Plaster and sandstone mouldings of plastic bags collected in Saquara , Cairo, Egypt
View of the exhibition "In order not to die twice"  at Centre d’art Le Lait, Castres
© Camille Henrot. Photo Marc Domage
Courtesy the artist and kamel mennour, Paris

This project brings together two sovereigns of time: geology – the result of a huge length of time -- and the short-lived moments in which a plastic bag takes a given shape before time sweeps it into another. It is literally anachronistic by design. Spatially, the pieces combine two scales: the smallest detail and geological erosion.
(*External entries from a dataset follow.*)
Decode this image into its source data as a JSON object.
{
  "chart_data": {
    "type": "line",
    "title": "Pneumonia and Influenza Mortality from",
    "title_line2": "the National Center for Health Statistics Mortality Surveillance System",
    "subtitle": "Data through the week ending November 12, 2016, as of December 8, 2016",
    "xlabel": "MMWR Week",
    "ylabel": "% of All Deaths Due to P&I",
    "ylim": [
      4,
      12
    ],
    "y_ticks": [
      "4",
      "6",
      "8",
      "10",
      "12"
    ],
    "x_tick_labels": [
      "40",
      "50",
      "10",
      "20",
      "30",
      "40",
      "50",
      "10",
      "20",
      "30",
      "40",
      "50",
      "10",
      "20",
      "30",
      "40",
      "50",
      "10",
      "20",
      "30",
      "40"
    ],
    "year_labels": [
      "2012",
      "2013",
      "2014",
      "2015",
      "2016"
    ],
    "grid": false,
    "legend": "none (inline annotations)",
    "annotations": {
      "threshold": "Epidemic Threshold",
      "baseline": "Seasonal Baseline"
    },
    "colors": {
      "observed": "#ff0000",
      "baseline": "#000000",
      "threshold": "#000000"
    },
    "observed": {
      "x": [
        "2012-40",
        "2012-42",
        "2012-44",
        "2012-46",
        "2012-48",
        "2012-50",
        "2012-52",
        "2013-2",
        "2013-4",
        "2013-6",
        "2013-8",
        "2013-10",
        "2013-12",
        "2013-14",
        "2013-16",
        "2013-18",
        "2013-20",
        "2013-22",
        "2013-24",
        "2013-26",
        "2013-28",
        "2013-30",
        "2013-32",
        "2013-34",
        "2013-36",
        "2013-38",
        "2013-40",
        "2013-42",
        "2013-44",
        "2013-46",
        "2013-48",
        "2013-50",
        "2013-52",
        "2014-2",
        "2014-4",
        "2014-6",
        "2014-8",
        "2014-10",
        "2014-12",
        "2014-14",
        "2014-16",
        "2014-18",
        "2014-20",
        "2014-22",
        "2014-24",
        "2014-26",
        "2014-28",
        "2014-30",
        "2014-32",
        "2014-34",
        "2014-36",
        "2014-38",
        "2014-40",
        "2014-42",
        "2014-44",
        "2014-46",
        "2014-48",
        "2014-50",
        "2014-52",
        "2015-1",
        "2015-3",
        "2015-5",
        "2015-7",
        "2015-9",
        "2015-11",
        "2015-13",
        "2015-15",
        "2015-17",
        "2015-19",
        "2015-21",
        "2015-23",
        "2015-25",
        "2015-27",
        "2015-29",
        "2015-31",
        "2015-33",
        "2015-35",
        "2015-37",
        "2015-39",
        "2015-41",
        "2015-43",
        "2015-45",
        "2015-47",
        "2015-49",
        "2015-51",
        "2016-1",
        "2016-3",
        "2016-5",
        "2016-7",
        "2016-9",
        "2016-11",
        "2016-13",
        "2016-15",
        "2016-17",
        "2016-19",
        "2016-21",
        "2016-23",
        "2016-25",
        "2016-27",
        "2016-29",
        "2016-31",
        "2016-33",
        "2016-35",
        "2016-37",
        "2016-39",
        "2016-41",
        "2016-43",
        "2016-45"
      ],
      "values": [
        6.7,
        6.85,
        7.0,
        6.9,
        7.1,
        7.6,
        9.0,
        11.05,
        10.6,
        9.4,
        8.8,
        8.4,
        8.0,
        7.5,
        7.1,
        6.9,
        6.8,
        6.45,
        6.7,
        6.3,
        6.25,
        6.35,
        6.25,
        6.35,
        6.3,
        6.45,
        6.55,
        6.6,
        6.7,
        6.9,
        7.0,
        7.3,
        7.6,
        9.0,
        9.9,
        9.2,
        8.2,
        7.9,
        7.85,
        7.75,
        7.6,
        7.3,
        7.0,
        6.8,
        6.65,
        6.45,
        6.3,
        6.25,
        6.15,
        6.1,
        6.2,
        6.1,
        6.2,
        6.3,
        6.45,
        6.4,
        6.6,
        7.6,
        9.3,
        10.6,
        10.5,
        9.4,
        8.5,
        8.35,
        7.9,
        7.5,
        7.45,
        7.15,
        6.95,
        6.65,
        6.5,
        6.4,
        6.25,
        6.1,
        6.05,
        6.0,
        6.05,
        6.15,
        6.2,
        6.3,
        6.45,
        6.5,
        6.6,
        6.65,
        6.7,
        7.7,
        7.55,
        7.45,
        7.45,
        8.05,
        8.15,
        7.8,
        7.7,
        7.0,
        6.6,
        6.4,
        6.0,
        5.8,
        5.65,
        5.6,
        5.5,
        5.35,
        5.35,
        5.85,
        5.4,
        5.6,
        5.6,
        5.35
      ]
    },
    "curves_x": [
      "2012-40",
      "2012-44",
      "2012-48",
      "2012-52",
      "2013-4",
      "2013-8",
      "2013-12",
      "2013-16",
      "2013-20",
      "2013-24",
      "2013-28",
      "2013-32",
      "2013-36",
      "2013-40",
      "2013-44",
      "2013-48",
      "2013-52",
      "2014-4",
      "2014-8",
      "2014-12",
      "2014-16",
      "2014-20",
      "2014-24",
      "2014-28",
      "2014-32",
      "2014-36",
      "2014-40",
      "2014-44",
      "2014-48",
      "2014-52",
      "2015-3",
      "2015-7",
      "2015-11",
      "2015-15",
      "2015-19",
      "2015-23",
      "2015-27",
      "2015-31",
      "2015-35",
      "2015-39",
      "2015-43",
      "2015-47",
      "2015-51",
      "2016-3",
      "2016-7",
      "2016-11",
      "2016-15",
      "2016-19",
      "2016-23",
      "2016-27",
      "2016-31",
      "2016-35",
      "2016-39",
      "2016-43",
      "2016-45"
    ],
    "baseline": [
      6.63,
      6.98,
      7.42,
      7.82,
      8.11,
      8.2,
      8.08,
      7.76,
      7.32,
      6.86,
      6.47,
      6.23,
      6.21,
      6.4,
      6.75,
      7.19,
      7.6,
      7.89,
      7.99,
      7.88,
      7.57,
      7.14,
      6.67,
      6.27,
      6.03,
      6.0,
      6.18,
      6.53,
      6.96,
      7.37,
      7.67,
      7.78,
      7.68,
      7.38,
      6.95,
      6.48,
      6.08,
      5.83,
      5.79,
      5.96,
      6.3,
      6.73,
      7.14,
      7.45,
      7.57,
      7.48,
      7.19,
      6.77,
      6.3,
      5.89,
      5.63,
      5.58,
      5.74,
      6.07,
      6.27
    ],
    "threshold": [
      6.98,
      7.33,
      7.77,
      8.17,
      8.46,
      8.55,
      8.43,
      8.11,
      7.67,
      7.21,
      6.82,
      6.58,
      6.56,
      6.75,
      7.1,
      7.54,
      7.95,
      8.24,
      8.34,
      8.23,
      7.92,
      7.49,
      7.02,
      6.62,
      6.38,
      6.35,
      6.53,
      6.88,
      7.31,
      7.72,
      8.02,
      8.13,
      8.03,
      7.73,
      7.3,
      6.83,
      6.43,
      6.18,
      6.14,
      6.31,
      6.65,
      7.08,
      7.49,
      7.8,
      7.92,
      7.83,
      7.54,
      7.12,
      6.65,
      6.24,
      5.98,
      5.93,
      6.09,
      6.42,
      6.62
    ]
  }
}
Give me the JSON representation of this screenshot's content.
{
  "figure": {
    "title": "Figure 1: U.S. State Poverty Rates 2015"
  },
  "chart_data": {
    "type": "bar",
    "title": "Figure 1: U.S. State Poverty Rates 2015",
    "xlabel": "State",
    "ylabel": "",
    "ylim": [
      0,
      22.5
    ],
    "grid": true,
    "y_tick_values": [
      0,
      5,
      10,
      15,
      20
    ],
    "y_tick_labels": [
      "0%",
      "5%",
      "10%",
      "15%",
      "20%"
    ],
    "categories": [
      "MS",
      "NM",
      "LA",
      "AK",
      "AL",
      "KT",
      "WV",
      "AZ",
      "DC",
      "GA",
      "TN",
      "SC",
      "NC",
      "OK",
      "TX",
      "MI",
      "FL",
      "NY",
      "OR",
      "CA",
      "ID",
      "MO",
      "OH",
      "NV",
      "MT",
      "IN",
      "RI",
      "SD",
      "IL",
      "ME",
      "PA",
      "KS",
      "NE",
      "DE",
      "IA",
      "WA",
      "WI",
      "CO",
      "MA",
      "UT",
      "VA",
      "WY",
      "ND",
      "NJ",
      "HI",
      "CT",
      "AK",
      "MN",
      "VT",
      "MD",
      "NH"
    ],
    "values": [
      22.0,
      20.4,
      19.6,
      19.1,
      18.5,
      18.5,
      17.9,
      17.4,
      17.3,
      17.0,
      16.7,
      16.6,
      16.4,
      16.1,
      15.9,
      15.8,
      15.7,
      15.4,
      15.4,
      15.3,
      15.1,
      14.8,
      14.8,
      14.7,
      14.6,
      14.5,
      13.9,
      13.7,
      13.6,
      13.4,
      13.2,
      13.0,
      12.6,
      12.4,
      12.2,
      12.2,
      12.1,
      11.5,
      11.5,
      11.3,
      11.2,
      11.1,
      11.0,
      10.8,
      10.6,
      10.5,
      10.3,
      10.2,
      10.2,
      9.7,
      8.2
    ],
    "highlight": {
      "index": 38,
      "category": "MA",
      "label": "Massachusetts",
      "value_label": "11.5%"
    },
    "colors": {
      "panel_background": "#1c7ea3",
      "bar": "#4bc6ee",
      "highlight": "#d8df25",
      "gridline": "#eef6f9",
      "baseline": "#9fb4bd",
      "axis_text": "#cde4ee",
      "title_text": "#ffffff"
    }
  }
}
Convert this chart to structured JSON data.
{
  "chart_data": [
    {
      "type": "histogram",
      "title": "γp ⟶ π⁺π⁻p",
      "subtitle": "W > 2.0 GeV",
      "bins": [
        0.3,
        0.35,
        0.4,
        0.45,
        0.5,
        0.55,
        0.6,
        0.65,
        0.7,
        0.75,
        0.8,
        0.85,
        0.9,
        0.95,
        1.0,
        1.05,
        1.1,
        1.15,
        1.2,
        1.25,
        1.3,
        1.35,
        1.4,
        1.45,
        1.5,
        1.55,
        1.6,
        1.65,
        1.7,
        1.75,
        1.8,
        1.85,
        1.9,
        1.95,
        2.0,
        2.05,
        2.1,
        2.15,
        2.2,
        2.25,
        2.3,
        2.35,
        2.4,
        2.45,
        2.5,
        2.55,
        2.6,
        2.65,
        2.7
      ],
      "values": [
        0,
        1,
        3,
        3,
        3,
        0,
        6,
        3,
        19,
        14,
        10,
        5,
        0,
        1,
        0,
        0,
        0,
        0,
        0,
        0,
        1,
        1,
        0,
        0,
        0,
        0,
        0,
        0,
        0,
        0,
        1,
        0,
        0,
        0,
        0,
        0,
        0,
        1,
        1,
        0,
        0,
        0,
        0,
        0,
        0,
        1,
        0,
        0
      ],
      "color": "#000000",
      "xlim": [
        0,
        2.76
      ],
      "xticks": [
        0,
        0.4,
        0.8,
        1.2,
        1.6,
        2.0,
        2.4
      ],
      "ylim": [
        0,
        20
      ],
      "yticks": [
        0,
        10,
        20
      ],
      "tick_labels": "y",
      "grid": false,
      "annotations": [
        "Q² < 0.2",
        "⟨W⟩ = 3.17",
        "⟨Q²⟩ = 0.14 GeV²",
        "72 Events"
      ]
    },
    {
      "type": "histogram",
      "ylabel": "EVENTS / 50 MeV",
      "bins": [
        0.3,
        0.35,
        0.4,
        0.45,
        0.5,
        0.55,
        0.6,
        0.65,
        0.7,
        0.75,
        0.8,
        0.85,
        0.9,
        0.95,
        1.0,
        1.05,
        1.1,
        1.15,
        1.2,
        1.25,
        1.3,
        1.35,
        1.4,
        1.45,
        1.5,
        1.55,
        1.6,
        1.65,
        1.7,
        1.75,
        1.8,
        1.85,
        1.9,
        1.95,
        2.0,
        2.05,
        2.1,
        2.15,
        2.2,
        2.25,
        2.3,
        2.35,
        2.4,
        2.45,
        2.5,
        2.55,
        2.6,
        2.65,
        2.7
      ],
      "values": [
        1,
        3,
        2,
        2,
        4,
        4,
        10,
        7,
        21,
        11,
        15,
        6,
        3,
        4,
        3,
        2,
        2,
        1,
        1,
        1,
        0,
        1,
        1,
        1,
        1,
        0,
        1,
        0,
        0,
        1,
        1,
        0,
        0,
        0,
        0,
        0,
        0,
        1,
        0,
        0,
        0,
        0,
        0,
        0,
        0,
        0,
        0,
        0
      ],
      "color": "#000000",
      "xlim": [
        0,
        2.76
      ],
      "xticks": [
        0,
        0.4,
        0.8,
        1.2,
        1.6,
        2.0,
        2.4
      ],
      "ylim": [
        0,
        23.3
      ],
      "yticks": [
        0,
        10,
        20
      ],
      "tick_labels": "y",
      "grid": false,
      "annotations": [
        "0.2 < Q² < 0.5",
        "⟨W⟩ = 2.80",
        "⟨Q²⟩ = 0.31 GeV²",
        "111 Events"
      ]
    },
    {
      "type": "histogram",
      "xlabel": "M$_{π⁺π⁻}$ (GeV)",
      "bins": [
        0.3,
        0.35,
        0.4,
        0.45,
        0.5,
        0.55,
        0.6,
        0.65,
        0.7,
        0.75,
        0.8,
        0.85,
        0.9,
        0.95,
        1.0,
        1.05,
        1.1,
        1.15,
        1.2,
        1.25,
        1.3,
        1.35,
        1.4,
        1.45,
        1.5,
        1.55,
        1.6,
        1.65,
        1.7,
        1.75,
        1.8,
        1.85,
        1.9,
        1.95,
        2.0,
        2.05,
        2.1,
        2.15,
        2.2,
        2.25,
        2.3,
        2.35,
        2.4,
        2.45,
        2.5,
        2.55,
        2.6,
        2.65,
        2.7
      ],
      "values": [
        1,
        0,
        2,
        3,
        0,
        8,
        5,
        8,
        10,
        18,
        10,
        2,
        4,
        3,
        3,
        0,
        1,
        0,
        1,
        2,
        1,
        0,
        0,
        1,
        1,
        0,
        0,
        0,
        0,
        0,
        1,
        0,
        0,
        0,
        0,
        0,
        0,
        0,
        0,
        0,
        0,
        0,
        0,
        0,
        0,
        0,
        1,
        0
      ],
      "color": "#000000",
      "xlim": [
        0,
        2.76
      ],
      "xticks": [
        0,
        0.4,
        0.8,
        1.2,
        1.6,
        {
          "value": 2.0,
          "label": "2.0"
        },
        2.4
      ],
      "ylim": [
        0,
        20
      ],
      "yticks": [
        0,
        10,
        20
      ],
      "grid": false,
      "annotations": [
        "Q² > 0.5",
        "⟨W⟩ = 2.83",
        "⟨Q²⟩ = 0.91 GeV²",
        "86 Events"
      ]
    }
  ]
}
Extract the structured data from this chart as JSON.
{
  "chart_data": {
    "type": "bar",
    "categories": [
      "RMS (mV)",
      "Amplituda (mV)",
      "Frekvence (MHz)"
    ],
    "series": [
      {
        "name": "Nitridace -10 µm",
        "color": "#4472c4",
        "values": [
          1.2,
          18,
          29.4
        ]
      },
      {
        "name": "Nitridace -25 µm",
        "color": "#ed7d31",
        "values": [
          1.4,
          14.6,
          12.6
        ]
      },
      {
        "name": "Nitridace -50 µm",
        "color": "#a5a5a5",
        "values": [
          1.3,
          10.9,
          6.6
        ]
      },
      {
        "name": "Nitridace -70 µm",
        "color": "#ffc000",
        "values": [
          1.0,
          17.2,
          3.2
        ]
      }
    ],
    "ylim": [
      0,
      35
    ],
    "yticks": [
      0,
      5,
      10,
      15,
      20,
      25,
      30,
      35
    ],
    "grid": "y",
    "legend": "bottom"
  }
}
The project is both anecdotal and historical: the slightest anecdotal object becomes historical with time. Time transforms objects and gives value to the most common objects, but they are doomed to disappear in the long run. This work is connected to Egyptian art; high-relief art appeared before low-relief art. Just like Egyptian art was about surviving through time and extending life in a static eternity, the plastic bag is doomed to survive in a momentary shape. G. Didi Huberman's organic interpretation of plasticity may elucidate the work further when he says plasticity “brings body and style together in the same question of time: survival and metamorphosis will eventually characterize the eternal return itself, shape calling to the shapeless”.